Team Improv shared a glance. 

“I've got questions, concerns, and comments,” Bozer said for all of them.


	2. When in Panama

**Summary for the Chapter:**

> Eliza and Team improv meet up in Panama. Naturally, because you just can't have that much Bad-assery in one place, things don't go as planned. Honestly when do they ever?

Phoenix was good at finding people. It's what they did. But, Uncle Sam didn’t see why they should worry or look for Eliza, so anything involving her was strictly “recreational research” and exclusively under the table. Missions came and went, and Eliza’s stunt at the party was dead on the back burner. It was quickly moved to the front after a little problem in Panama.

Eliza had the most hypocritical opinions about anywhere south of the U.S./Mexico border. The climate was fairly nice, the scenery was lush and lovely. The biodiversity made her little lab-coat clad inner nerd ecstatic. Yet, just under that rich green layer was all the nasty stuff that happened down there and all that crap she found herself caught up in on a regular basis. Uhg. And here she was. Running through the streets in the outskirts of the industrial section of Panama City, Panama.

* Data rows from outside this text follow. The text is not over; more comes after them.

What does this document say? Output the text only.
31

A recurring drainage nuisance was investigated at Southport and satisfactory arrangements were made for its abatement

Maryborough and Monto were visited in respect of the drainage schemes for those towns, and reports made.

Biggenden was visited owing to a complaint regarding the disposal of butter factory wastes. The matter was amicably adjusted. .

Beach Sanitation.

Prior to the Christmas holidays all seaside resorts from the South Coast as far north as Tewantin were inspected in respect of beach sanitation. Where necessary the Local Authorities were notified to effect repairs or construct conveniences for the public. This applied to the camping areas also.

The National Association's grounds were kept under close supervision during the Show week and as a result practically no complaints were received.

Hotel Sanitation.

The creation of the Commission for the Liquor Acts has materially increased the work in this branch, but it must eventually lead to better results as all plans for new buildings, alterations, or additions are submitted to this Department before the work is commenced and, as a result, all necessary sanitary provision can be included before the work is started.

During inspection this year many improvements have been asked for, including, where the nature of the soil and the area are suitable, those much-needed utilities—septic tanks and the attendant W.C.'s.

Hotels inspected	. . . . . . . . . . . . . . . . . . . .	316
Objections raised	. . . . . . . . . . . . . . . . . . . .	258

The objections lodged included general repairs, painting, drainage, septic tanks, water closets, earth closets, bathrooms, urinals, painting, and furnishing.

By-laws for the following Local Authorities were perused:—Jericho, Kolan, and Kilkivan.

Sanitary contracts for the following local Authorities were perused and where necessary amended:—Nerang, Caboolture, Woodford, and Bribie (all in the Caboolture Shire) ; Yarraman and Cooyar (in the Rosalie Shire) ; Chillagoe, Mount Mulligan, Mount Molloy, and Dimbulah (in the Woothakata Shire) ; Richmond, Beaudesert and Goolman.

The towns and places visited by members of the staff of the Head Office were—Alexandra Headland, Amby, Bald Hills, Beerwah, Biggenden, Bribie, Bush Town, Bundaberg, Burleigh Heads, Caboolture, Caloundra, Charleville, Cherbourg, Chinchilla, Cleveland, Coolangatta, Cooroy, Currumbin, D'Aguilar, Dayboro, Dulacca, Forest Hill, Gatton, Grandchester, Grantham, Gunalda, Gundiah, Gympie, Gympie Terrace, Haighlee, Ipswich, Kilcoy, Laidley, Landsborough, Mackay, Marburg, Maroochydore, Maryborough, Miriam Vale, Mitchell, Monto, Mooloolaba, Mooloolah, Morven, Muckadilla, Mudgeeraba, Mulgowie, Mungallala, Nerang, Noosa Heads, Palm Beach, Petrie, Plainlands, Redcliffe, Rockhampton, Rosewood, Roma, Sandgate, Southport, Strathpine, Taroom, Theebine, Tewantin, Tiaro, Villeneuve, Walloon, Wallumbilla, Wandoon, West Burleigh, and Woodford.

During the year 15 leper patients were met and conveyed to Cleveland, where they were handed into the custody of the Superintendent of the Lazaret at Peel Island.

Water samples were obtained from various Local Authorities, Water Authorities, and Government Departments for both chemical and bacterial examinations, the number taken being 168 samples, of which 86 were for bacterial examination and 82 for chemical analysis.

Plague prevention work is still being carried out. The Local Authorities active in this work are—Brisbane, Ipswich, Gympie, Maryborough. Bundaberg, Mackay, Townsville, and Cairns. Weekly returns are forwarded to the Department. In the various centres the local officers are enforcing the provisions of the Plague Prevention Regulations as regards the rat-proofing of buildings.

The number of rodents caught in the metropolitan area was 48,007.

They had almost caught her. They had come closer than most because, if she was honest, no one has been crazy enough to follow an assassin who was known and feared the whole world over. Much less crazy enough to try bringing her in and not killing her. And she wasn’t even going to try to figure out right now how they had escaped the room she trapped them in.

They were clever, for American government agents. She had needed to work harder than she had in a long time to get the bio-weapon data before they did. Actually, the challenge was somewhat pleasant, despite the fact that she was still running from the two of them. She was outnumbered — not that that had ever mattered before — and these two, whom she called Blond and Tex even though she knew their names were MacGyver and Dalton, operated like a dream team. They knew each other’s moves before they were made, and watched each other’s backs constantly. Sometimes, Eliza got tired of always watching her own back. But she was too busy running to think any further on it. 

There were men guarding the warehouse. She barreled in past them before they could even react. Her pursuers ran full force into them. Obviously, they were not on the same team, since a fight broke out rapidly between the lot.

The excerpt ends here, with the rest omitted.